• 78
    bakalim 25 haziran 2010 isvicre honduras maci sonrasinda kimilerine hitaben ne demi$iz?

    --- alıntı ---

    turnuvanin tartismasiz en kabiz takimlarindan olan isvicre'nin, turnuvanin en kötü bir diger takimi olan honduras'a karsi kendisinden beklenen kabiz performansi göstererek turnuvadan elendigi mac olmustur.

    hitzfeld yasli kurt, isini bilir vikvik...

    del bosque bok gibi kadro seciyo zaten yeaeae vikvikvik...

    ta$ gibi defans yaptiriyo adam, yaaa öyle orta sahada miymiy top gezdirip pas yapmakla olmuyo bu isler, kitledi ispanya'yi vikvikvik...

    pozitif futbol $arlatanlarina inat ta$ gibi defans futbolu oynatiyo takimini hitzfeld vikvikvik...

    bunun adi futbol kardesim kazanacaksin, öyle 34986324 pas yapmakla olmuyo bu isler. pozitif futbolunuzu öpeyim sizin vikvikvik...

    ve benzeri kelamlar eden bazi futbol alimi sözlükçülere son 10 aydir yaptigim gibi alayci bir gülücükle selam ediyorum. ve iyi geceler diliyorum.

    (bkz: iyi uykular)

    --- alıntı ---

    ne güzel demi$iz.

    iyi uykular
  • 81
    bence maçın hakkı beraberlikti en azından kesinlikle ispanya'nın hakkı değildi, yazık oldu hollanda'ya, maç resmen fenerbahçe deplasmanı maçlarına benzedi.

    iniesta'ya atılan gol pası ofsayt değil ondan önceki pas ofsayt. yani ben öyle gördüm tekrar bakıcam yazıcam yanlış anlaşılmasın enry ziyanlığı olmasın.

    pozisyonu tekrar izledim sanırım ilkinde de çok ince bir şekilde yanyanalar ama yine de temiz bi şekilde görmemiz lazım.

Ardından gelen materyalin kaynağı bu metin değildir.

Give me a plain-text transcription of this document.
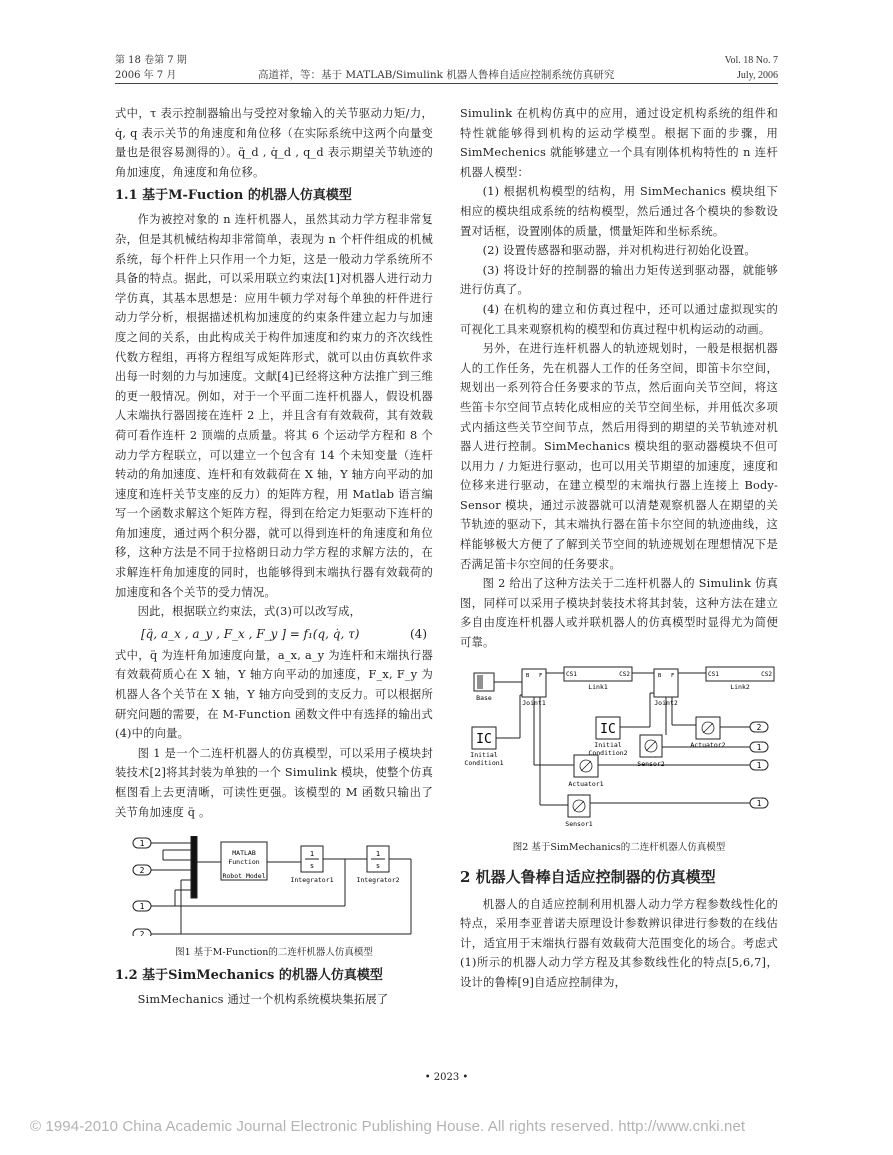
第 18 卷第 7 期
2006 年 7 月	高道祥，等：基于 MATLAB/Simulink 机器人鲁棒自适应控制系统仿真研究
Vol. 18 No. 7
July, 2006

式中，τ 表示控制器输出与受控对象输入的关节驱动力矩/力，q̇, q 表示关节的角速度和角位移（在实际系统中这两个向量变量也是很容易测得的）。q̈_d , q̇_d , q_d 表示期望关节轨迹的角加速度，角速度和角位移。

1.1 基于M-Fuction 的机器人仿真模型

作为被控对象的 n 连杆机器人，虽然其动力学方程非常复杂，但是其机械结构却非常简单，表现为 n 个杆件组成的机械系统，每个杆件上只作用一个力矩，这是一般动力学系统所不具备的特点。据此，可以采用联立约束法[1]对机器人进行动力学仿真，其基本思想是：应用牛顿力学对每个单独的杆件进行动力学分析，根据描述机构加速度的约束条件建立起力与加速度之间的关系，由此构成关于构件加速度和约束力的齐次线性代数方程组，再将方程组写成矩阵形式，就可以由仿真软件求出每一时刻的力与加速度。文献[4]已经将这种方法推广到三维的更一般情况。例如，对于一个平面二连杆机器人，假设机器人末端执行器固接在连杆 2 上，并且含有有效载荷，其有效载荷可看作连杆 2 顶端的点质量。将其 6 个运动学方程和 8 个动力学方程联立，可以建立一个包含有 14 个未知变量（连杆转动的角加速度、连杆和有效载荷在 X 轴，Y 轴方向平动的加速度和连杆关节支座的反力）的矩阵方程，用 Matlab 语言编写一个函数求解这个矩阵方程，得到在给定力矩驱动下连杆的角加速度，通过两个积分器，就可以得到连杆的角速度和角位移，这种方法是不同于拉格朗日动力学方程的求解方法的，在求解连杆角加速度的同时，也能够得到末端执行器有效载荷的加速度和各个关节的受力情况。

因此，根据联立约束法，式(3)可以改写成，

[q̈, a_x , a_y , F_x , F_y ] = f₁(q, q̇, τ)	(4)

式中，q̈ 为连杆角加速度向量，a_x, a_y 为连杆和末端执行器有效载荷质心在 X 轴，Y 轴方向平动的加速度，F_x, F_y 为机器人各个关节在 X 轴，Y 轴方向受到的支反力。可以根据所研究问题的需要，在 M-Function 函数文件中有选择的输出式(4)中的向量。

图 1 是一个二连杆机器人的仿真模型，可以采用子模块封装技术[2]将其封装为单独的一个 Simulink 模块，使整个仿真框图看上去更清晰，可读性更强。该模型的 M 函数只输出了关节角加速度 q̈ 。

1
2
1
2
MATLAB
Function
Robot Model
1
s
1
s
Integrator1	Integrator2
图1 基于M-Function的二连杆机器人仿真模型
1.2 基于SimMechanics 的机器人仿真模型

SimMechanics 通过一个机构系统模块集拓展了

Simulink 在机构仿真中的应用，通过设定机构系统的组件和特性就能够得到机构的运动学模型。根据下面的步骤，用 SimMechenics 就能够建立一个具有刚体机构特性的 n 连杆机器人模型：

(1) 根据机构模型的结构，用 SimMechanics 模块组下相应的模块组成系统的结构模型，然后通过各个模块的参数设置对话框，设置刚体的质量，惯量矩阵和坐标系统。

(2) 设置传感器和驱动器，并对机构进行初始化设置。

(3) 将设计好的控制器的输出力矩传送到驱动器，就能够进行仿真了。

(4) 在机构的建立和仿真过程中，还可以通过虚拟现实的可视化工具来观察机构的模型和仿真过程中机构运动的动画。

另外，在进行连杆机器人的轨迹规划时，一般是根据机器人的工作任务，先在机器人工作的任务空间，即笛卡尔空间，规划出一系列符合任务要求的节点，然后面向关节空间，将这些笛卡尔空间节点转化成相应的关节空间坐标，并用低次多项式内插这些关节空间节点，然后用得到的期望的关节轨迹对机器人进行控制。SimMechanics 模块组的驱动器模块不但可以用力 / 力矩进行驱动，也可以用关节期望的加速度，速度和位移来进行驱动，在建立模型的末端执行器上连接上 Body-Sensor 模块，通过示波器就可以清楚观察机器人在期望的关节轨迹的驱动下，其末端执行器在笛卡尔空间的轨迹曲线，这样能够极大方便了了解到关节空间的轨迹规划在理想情况下是否满足笛卡尔空间的任务要求。

图 2 给出了这种方法关于二连杆机器人的 Simulink 仿真图，同样可以采用子模块封装技术将其封装，这种方法在建立多自由度连杆机器人或并联机器人的仿真模型时显得尤为简便可靠。

Base
B F
Joint1
CS1	CS2
Link1
B F
Joint2
CS1	CS2
Link2
IC
Initial
Condition1
IC
Initial
Condition2
Sensor2
Actuator2
Actuator1
Sensor1
2
1
1
1
图2 基于SimMechanics的二连杆机器人仿真模型
2 机器人鲁棒自适应控制器的仿真模型

机器人的自适应控制利用机器人动力学方程参数线性化的特点，采用李亚普诺夫原理设计参数辨识律进行参数的在线估计，适宜用于末端执行器有效载荷大范围变化的场合。考虑式(1)所示的机器人动力学方程及其参数线性化的特点[5,6,7]，设计的鲁棒[9]自适应控制律为，

• 2023 •
© 1994-2010 China Academic Journal Electronic Publishing House. All rights reserved. http://www.cnki.net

    http://www.youtube.com/watch?v=SRZm0tkk564

    0:05 teki pas için söyledim.

    edit: gol temiz bir gol fakat kritik yani 2. pozisyonu 4 defa gösteren ekip neden ilkini göstermez bak işte bizi de yanıltıyolar.
  • 83
    ilk yarıda uçan tekmelerden, yerdeyken kafalarına vurulan toplardan, dirseklerden kaçınamayan ispanyolların ikinci yarı ve sonrasında kontrolü ele alarak sonuna kadar hakederek kazandığı maçtır. * bütün maçlarında sadece ve sadece kendi futbollarını sahaya yansıtmayı düşünmüşler, rakibi oynatmamak gibi bir stratejiye asla başvurmamışlardır.
  • 84
    puyol'un kırmızı kart görmesi gerektiğini düşündüğüm maç, sonuçta bir defans oyuncusu gole giden oyuncunun pozisyonunu çekerek iterek bozuyorsa ve 2. bir pozisyon oluşuyorsa o pozisyonun sonunda hakem dönüp kırmızıyı verebilirdi, çünkü süper slow motion çekimde bir ara puyolun müdehale sırasında eli rakibinin belinde ve sırtı kaleye dönüktü. bilmem katılan çıkar mı?
  • 87
    ----------alıntı-------------

    hollanda : 0 ispanya : 1 || modern zamanın futbol tanrıları

    başlık belki çok iddialı oldu ama kabul etmeliyiz ki ortada koskoca bir ispanya gerçeği var. onlar ne isterse o... bitmek bilmeyen enerjileriyle rakibi boğuyorlar sonrasında ise öldürücü ofans hattıyla son noktayı koyuyorlar. bu futbolun temelinde johan cruyff , frank rijkaard gibi total futbolu bilen ve ispanyol futboluna damga vurmuş isimler var desem , siz ne derdiniz ? evet , işin temelinde bu abilerimiz var. 1974'lerdeki hollanda'yı biliyorsanız dediklerime hak vereceğinize inanıyorum. o kadar eskiye de gitmeye gerek yok. mantık olarak total futbolu biliyorsanız sorun yok.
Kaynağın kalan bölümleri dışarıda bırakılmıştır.